On one run, it generated 29 + 31 + 41 = 101, which works. On one run, it went through three different attempts, yielding 99, 125, and 119; it noticed that none of these are prime, and gave up. "The process may take several tries, but eventually, a combination that satisfies the condition could be found." And on the last run, it also went through three different attempts, ending again with 119, but this time it claimed 119 was prime.

It sounds like I need to read up on sparsity and the issues it can cause. I'll pursue the links in your original reference (https://old.reddit.com/r/slatestarcodex/comments/1201v68/10word_quote_a_short_and_simple_failure_mode_of/jdjsx43/). Thanks again!

Yeah, it has so many strange blindspots like that which seem far below what it should be capable of. It's not a passing error, it repeats it and then conditions on the generated confabulations to lock it into place even more firmly, so it can't recover. Unfortunately, there's no easy way to show that that's due to BPEs or sparsity because it's screwed up the model's learning & fundamental representations - it's not a matter of simply padding with spaces and hey presto, now it works.

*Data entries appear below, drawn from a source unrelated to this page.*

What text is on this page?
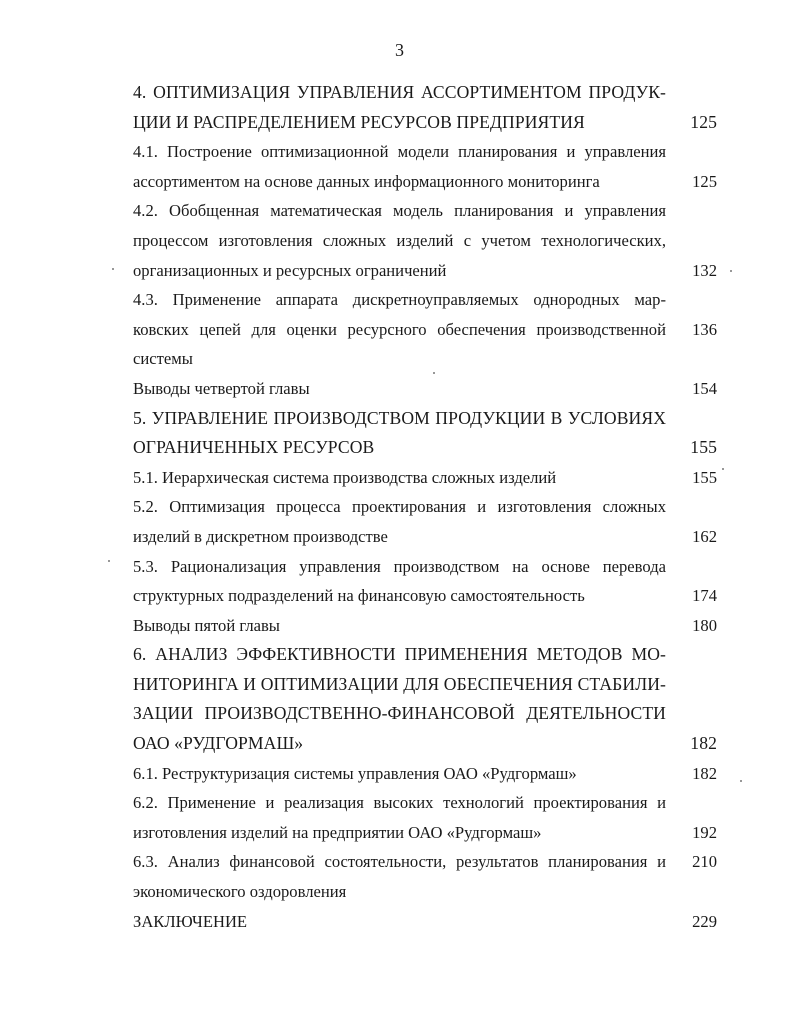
3
4. ОПТИМИЗАЦИЯ УПРАВЛЕНИЯ АССОРТИМЕНТОМ ПРОДУК-
ЦИИ И РАСПРЕДЕЛЕНИЕМ РЕСУРСОВ ПРЕДПРИЯТИЯ	125
4.1. Построение оптимизационной модели планирования и управления
ассортиментом на основе данных информационного мониторинга	125
4.2. Обобщенная математическая модель планирования и управления
процессом изготовления сложных изделий с учетом технологических,
организационных и ресурсных ограничений	132
4.3. Применение аппарата дискретноуправляемых однородных мар-
ковских цепей для оценки ресурсного обеспечения производственной	136
системы
Выводы четвертой главы	154
5. УПРАВЛЕНИЕ ПРОИЗВОДСТВОМ ПРОДУКЦИИ В УСЛОВИЯХ
ОГРАНИЧЕННЫХ РЕСУРСОВ	155
5.1. Иерархическая система производства сложных изделий	155
5.2. Оптимизация процесса проектирования и изготовления сложных
изделий в дискретном производстве	162
5.3. Рационализация управления производством на основе перевода
структурных подразделений на финансовую самостоятельность	174
Выводы пятой главы	180
6. АНАЛИЗ ЭФФЕКТИВНОСТИ ПРИМЕНЕНИЯ МЕТОДОВ МО-
НИТОРИНГА И ОПТИМИЗАЦИИ ДЛЯ ОБЕСПЕЧЕНИЯ СТАБИЛИ-
ЗАЦИИ ПРОИЗВОДСТВЕННО-ФИНАНСОВОЙ ДЕЯТЕЛЬНОСТИ
ОАО «РУДГОРМАШ»	182
6.1. Реструктуризация системы управления ОАО «Рудгормаш»	182
6.2. Применение и реализация высоких технологий проектирования и
изготовления изделий на предприятии ОАО «Рудгормаш»	192
6.3. Анализ финансовой состоятельности, результатов планирования и	210
экономического оздоровления
ЗАКЛЮЧЕНИЕ	229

This is why I'm a little hopeful OA may turn to fixing BPEs in the next iterations. With a context window of 32k+, you don't *need* BPEs, but you do need reliability and quality more (those 32k-context calls are damned expensive), and you need to get rid of these unfixable, undebuggable, unpredictable bizarre errors which keep biting unsuspecting users. I predict that a whole swathe of apparently-unrelated errors will just go away with character tokenization and the output will be subtly but unmistakably better in general.